Shatine
Męczycielka klawiatury
Dołączył: 30 Gru 2005
Posty: 188
Przeczytał: 0 tematów
Ostrzeżeń: 0/6 Skąd: Bytom
|
Wysłany: Sob 14:21, 20 Wrz 2008 Temat postu: "Pan od muzyki" |
|
|
[tekst kopiowany z innego forum]
Na podstawie wikipedii:
Pan od muzyki (Les choristes) - francuski film z 2004. roku, zrealizowany przez Christophe'a Barratiera.
Pierre'a Morhange, słynnego dyrygenta, odwiedza Pépinot, kolega z dzieciństwa, i przynosi dziennik, prowadzony przez ich nauczyciela - Clément Mathieu.
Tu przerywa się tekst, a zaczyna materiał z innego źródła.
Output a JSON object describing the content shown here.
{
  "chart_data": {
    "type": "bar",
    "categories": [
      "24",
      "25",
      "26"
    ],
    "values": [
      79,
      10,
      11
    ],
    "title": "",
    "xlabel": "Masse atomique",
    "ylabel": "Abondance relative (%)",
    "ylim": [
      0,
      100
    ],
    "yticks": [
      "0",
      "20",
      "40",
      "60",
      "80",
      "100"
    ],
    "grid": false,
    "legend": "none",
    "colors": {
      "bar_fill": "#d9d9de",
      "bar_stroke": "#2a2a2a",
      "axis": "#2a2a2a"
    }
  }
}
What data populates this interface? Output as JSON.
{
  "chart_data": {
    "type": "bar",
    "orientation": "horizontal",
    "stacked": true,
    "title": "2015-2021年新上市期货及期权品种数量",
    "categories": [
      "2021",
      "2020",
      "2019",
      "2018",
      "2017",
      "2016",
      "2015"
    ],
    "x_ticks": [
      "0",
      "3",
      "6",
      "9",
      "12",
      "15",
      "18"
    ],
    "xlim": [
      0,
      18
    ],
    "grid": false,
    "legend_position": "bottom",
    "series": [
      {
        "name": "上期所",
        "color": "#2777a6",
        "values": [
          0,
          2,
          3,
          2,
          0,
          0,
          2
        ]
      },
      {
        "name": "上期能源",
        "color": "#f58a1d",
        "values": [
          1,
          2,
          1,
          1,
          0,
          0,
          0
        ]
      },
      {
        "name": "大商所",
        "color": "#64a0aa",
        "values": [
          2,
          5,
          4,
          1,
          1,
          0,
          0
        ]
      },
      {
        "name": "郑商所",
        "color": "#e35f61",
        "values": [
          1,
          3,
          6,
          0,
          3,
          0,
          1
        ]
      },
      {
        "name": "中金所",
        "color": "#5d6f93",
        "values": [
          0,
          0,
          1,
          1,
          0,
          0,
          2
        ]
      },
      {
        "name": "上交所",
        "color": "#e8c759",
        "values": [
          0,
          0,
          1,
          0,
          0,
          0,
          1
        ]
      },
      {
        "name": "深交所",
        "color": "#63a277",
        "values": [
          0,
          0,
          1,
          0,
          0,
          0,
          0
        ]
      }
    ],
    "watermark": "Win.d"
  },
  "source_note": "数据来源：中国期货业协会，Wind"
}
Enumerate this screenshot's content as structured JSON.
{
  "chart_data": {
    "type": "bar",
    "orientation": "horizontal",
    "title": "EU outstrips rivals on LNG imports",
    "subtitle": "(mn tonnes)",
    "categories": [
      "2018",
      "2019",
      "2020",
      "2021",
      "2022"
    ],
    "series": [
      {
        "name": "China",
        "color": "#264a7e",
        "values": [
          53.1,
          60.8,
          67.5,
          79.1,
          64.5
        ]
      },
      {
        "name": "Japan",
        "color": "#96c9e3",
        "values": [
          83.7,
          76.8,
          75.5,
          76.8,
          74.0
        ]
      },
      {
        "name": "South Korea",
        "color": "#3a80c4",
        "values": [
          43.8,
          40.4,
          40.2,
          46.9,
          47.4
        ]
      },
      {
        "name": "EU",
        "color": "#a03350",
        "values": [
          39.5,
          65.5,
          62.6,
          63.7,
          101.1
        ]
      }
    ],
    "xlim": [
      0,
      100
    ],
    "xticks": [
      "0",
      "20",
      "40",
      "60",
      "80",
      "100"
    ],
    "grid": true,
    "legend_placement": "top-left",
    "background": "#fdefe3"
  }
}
Akcja filmu przenosi się do 1949. roku, gdy do szkoły dla trudnych dzieci Fond de l'Étang (pl. Dno Stawu) przybywa właśnie Clément Rachin, którego naczelną zasadą jest hasło Akcja - reakcja, zgodnie z którym każde przewinienie jest natychmiastowo i bezlitośnie karane. Nowy nauczyciel, któremu nie podoba się takie traktowanie dzieci, postanawia zainteresować swoich uczniów muzyką i zakłada chór. U jednego z uczniów - Pierre'a Morhange - odkrywa wybitny talent muzyczny. To właśnie dzięki Clément Mathieu chłopiec otrzymuje wykształcenie muzyczne i zostaje dyrygentem.
__________________
Fabuła filmu dosyć oklepana - trudna młodzież, bezlitośni nauczyciele i nowy pedagog, który uśmiechem i pasją potrafi zmienić swoich podopiecznych i wzbudzić w nich nowe zainteresowania. Znamy to doskonale, chociażby ze słynnego Stowarzyszenia Umarłych Poetów. Mimo tego Pan od muzyki (w porównaniu do oryginału tytuł jest o niebo lepszy i bardziej przekonujący) jest filmem, który bardzo dobrze się ogląda i który pozostawia ten... artystyczny niedosyt xD Po prostu, szkoda, że w pewnym momencie się kończy.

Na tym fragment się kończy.